Antwoord
[Regeling vervallen per 14-06-2014 met terugwerkende kracht tot en met 03-06-2014]
Artikel 19 (oud) van de Wet IB 1964 bepaalt dat het bedongen stamrecht moet voldoen
aan de voorwaarde dat de uitkeringen niet later ingaan dan op 65-jarige leeftijd.
Op grond van artikel I, onderdeel O, van de Invoeringswet juncto artikel 75 van de
Wet IB 1964 is bij wijziging van de ingangsdatum van de uitkeringen sprake van afkoop
zoals genoemd in artikel 31, eerste lid, van de Wet IB 1964, zoals deze bepaling luidde
op 31 december 1991. De vraag is vervolgens of artikel 32, eerste lid, van de Wet
IB 1964 (tekst 31 december 1991) van toepassing is.
Het nieuwe stamrecht voldoet niet aan de voorwaarden van artikel 19 (oud) van de Wet
IB 1964. Dit artikel bepaalt immers dat de uitkeringen niet later ingaan dan op 65-jarige
leeftijd.

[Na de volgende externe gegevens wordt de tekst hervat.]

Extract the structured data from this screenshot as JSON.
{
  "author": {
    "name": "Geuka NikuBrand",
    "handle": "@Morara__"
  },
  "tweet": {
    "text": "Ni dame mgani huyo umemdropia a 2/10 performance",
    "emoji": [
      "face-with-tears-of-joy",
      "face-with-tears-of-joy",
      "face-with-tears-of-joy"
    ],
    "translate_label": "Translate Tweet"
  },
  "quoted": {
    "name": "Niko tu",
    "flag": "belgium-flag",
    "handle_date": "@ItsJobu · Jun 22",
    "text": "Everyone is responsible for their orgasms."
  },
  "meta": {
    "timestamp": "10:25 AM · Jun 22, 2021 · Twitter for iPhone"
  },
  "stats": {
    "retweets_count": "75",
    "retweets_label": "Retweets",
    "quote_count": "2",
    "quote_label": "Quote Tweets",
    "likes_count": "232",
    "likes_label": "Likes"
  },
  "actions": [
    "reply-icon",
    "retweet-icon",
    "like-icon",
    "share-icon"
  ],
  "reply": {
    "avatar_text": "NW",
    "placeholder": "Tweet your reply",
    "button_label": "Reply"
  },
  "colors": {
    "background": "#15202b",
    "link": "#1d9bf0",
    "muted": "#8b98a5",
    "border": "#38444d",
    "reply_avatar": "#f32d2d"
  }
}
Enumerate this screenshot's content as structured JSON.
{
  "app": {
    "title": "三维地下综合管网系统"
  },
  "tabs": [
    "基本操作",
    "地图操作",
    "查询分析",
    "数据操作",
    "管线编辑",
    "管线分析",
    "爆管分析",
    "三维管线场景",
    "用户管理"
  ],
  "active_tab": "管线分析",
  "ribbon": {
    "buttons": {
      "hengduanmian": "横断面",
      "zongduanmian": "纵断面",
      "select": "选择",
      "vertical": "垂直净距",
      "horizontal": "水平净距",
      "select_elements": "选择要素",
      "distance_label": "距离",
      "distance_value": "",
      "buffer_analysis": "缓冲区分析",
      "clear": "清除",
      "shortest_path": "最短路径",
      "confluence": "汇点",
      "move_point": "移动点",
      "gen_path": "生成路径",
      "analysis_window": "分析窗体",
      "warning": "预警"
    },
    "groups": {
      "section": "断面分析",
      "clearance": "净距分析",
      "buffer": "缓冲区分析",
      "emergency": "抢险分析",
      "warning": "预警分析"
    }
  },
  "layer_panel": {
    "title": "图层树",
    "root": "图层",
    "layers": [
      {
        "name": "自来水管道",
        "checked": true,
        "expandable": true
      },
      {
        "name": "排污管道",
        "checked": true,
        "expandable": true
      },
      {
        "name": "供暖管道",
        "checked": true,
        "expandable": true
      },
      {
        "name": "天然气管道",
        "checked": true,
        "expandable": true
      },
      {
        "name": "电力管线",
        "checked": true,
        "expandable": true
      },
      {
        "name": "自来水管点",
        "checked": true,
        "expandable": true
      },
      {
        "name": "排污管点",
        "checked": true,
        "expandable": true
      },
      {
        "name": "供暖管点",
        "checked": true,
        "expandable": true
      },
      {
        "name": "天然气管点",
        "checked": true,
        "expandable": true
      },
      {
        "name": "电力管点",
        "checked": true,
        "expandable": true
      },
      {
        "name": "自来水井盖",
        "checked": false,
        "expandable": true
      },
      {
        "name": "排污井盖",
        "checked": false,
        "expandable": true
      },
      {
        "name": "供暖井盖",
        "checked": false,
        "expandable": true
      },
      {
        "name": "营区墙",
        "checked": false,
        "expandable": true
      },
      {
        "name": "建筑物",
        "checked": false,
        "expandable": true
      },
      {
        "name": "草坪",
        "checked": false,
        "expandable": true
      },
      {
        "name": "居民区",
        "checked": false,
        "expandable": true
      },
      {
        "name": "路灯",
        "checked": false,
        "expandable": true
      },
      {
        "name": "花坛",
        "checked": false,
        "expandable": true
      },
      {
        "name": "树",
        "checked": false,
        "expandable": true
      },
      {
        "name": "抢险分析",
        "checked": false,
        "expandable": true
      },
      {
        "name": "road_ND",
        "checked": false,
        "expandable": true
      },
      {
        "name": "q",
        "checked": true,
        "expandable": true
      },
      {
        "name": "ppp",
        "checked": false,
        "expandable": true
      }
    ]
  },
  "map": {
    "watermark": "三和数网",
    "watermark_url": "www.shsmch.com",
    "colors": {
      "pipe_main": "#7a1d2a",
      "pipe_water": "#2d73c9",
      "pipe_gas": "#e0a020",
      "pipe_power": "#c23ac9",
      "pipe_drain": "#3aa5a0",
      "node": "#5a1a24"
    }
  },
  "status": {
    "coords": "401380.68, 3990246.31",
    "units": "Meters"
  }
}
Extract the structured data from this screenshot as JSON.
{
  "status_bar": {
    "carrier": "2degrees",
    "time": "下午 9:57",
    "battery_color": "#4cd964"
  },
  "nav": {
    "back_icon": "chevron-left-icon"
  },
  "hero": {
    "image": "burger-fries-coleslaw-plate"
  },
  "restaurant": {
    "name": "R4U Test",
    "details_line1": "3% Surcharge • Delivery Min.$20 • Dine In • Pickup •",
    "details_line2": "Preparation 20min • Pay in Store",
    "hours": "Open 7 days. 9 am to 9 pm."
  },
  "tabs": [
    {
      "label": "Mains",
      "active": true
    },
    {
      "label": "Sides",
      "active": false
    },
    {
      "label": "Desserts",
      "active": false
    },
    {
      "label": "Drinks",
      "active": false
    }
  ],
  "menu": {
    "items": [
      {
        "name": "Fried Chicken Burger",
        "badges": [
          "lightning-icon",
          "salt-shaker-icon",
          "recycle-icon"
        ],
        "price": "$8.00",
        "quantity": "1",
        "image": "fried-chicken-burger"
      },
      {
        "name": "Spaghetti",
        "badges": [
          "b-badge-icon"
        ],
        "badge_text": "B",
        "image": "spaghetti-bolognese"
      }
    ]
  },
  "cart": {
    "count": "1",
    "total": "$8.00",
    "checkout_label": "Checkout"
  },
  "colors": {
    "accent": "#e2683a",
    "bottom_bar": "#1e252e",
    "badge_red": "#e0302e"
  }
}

Er is daardoor sprake van een omzetting van een artikel 19-stamrecht in
een ander stamrecht als bedoeld in artikel 32, tweede lid, van de Wet IB 1964. Artikel
32, eerste lid, van de Wet IB 1964 is dus niet van toepassing en de afkoopsom is belast.
Hoofdstuk 7.2 van dit besluit (voorheen het besluit van 17 januari 2001, nr. CPP2000/2362M)
waarin onder bepaalde voorwaarden de omzetting van een stamrecht in een tijdelijke
lijfrente wordt toegestaan, is overigens niet van toepassing op de onderhavige situatie.
Dat ziet namelijk slechts op omzettingen in aangewezen tijdelijke lijfrenten. De levenslange
lijfrente van artikel 3.125, eerste lid, onderdeel a, van de Wet is niet aangewezen.
Ik keur goed dat de wijziging van de ingangsdatum van de uitkeringen van een artikel
19-stamrecht is toegestaan onder de voorwaarden zoals opgenomen in hoofdstuk 7.2 van
dit besluit, mits de uitkeringen niet later ingaan dan de 70-jarige leeftijd van de
belastingplichtige en de wijziging geen invloed heeft op de hoogte van de (oorspronkelijke)
aftrek met toepassing van artikel 19 (oud) van de Wet IB 1964. Dit geldt ongeacht
of de uitkeringen al waren ingegaan dan wel nog moeten ingaan.
De volgende omstandigheid heeft bij deze goedkeuring een rol gespeeld. Een ingangsdatum
van 70 jaar is volgens het huidige recht, ongeacht of sprake is van een omzetting
in een levenslang dan wel tijdelijk recht, toegestaan mits het nieuwe recht een lijfrente
is in de zin van artikel 3.125 van de Wet en de omzetting geen invloed heeft op de
hoogte van de (oorspronkelijke) lijfrentepremie-aftrek (artikel 3.133, tweede lid
onderdeel c, van de Wet).
Het voorgaande geldt eveneens voor een omzetting van een artikel 44j-stamrecht.